The Washington source said Mr. Bush and Mr. Cheney did not trust any potential successors in the White House, Republican or Democratic, to deal with Iran decisively. They are also reluctant for Israel to carry out any strikes because the U.S. would get the blame in the region anyway.
"The red line is not in Iran. The red line is in Israel. If Israel is adamant it will attack, the U.S. will have to take decisive action," Mr. Cronin said. "The choices are: tell Israel no, let Israel do the job, or do the job yourself."
Almost half of the U.S.'s 277 warships are stationed close to Iran, including two aircraft carrier groups. The aircraft carrier USS Enterprise left Virginia last week for the Gulf. A Pentagon spokesman said it was to replace the USS Nimitz and there would be no overlap that would mean three carriers in Gulf at the same time.
No decision on military action is expected until next year. In the meantime, the state department will continue to pursue the diplomatic route.

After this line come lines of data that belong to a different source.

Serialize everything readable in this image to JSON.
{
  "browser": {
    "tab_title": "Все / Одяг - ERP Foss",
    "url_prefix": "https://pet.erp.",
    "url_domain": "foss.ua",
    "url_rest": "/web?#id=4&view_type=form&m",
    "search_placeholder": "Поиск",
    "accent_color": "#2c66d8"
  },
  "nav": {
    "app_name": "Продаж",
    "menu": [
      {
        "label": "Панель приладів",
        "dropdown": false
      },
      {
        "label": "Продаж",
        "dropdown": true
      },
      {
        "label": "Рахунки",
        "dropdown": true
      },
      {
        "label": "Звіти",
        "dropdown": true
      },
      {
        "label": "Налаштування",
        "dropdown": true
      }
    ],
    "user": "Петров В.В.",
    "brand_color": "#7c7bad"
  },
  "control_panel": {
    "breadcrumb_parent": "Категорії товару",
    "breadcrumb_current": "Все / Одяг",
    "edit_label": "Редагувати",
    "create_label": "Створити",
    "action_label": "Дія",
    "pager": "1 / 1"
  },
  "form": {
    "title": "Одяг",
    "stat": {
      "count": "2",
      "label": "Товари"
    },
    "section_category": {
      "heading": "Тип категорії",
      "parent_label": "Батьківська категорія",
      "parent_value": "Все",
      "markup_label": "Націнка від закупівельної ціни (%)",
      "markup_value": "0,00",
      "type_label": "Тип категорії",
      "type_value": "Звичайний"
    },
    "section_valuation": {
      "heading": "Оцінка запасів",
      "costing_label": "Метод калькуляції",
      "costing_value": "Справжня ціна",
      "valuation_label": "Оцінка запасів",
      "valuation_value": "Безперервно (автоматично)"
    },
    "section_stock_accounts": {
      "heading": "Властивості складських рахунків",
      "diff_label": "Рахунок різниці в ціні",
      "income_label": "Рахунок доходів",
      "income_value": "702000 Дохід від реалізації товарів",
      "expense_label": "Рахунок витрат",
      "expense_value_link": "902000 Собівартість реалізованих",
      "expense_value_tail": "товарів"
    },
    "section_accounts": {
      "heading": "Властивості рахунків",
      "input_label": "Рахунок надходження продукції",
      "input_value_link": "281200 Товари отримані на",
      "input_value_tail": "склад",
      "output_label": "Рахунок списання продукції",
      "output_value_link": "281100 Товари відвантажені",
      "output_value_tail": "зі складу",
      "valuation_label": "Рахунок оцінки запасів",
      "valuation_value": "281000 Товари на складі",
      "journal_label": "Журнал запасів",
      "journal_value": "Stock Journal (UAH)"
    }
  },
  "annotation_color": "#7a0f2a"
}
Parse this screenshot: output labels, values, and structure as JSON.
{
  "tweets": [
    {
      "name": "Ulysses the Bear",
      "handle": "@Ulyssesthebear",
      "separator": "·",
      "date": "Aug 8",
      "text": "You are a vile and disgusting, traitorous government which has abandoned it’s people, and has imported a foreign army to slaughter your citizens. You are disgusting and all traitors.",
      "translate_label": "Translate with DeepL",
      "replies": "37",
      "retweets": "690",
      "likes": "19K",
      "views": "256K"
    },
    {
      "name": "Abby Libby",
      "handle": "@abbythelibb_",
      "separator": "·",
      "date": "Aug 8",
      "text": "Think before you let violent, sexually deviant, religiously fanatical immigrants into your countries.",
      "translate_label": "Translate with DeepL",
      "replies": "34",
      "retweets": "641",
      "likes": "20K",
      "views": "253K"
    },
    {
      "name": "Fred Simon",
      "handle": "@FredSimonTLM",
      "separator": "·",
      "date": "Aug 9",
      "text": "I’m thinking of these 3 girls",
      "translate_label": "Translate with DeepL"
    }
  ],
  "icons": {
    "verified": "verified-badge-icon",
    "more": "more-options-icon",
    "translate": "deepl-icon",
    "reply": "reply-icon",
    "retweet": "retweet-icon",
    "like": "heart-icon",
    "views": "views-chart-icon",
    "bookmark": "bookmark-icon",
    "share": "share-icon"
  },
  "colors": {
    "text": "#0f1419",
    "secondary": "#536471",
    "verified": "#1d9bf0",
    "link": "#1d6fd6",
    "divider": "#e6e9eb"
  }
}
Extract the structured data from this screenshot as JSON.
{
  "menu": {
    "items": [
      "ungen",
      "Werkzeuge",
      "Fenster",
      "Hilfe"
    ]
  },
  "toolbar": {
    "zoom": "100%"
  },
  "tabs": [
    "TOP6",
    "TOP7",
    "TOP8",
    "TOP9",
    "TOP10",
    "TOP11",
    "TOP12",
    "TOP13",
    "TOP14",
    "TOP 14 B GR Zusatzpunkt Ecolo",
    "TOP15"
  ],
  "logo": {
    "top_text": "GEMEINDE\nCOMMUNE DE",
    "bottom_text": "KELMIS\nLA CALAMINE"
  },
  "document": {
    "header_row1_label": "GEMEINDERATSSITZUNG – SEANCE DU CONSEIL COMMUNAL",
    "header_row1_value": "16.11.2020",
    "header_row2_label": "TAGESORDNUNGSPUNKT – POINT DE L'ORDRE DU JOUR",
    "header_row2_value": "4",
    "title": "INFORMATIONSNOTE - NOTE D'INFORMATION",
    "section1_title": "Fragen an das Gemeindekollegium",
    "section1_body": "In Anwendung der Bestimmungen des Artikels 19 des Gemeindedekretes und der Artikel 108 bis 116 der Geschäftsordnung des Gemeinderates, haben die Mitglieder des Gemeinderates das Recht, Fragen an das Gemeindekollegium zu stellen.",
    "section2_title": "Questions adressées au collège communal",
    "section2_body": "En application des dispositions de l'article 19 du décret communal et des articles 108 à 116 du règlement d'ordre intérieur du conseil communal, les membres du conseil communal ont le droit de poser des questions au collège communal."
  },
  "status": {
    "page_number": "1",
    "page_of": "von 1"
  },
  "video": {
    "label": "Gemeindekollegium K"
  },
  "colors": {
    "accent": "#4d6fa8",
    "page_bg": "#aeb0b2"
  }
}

Sporadic talks are under way between the EU foreign policy chief, Javier Solana, and Iran's top nuclear negotiator, Ali Larijani, on the possibility of a freeze in Iran's uranium enrichment program. Tehran has so far refused to contemplate a freeze, but has provisionally agreed to another round of talks at the end of the month.
The head of the International Atomic Energy Agency, Mohamed ElBaradei, has said that there are signs of Iran slowing down work on the enrichment plant it is building in Natanz. Negotiations took place in Tehran last week between Iranian officials and the IAEA, which is seeking a full accounting of Iran's nuclear activities before Tehran disclosed its enrichment programme in 2003. The agency's deputy director general, Olli Heinonen, said two days of talks had produced "good results" and would continue.
At the U.N., the U.S., Britain, and France are trying to secure agreement from other Security Council members for a new round of sanctions against Iran. The U.S. is pushing for economic sanctions that would include a freeze on the international dealings of another Iranian bank and a mega-engineering firm owned by the Iranian Revolutionary Guard. Russia and China are resisting tougher measures.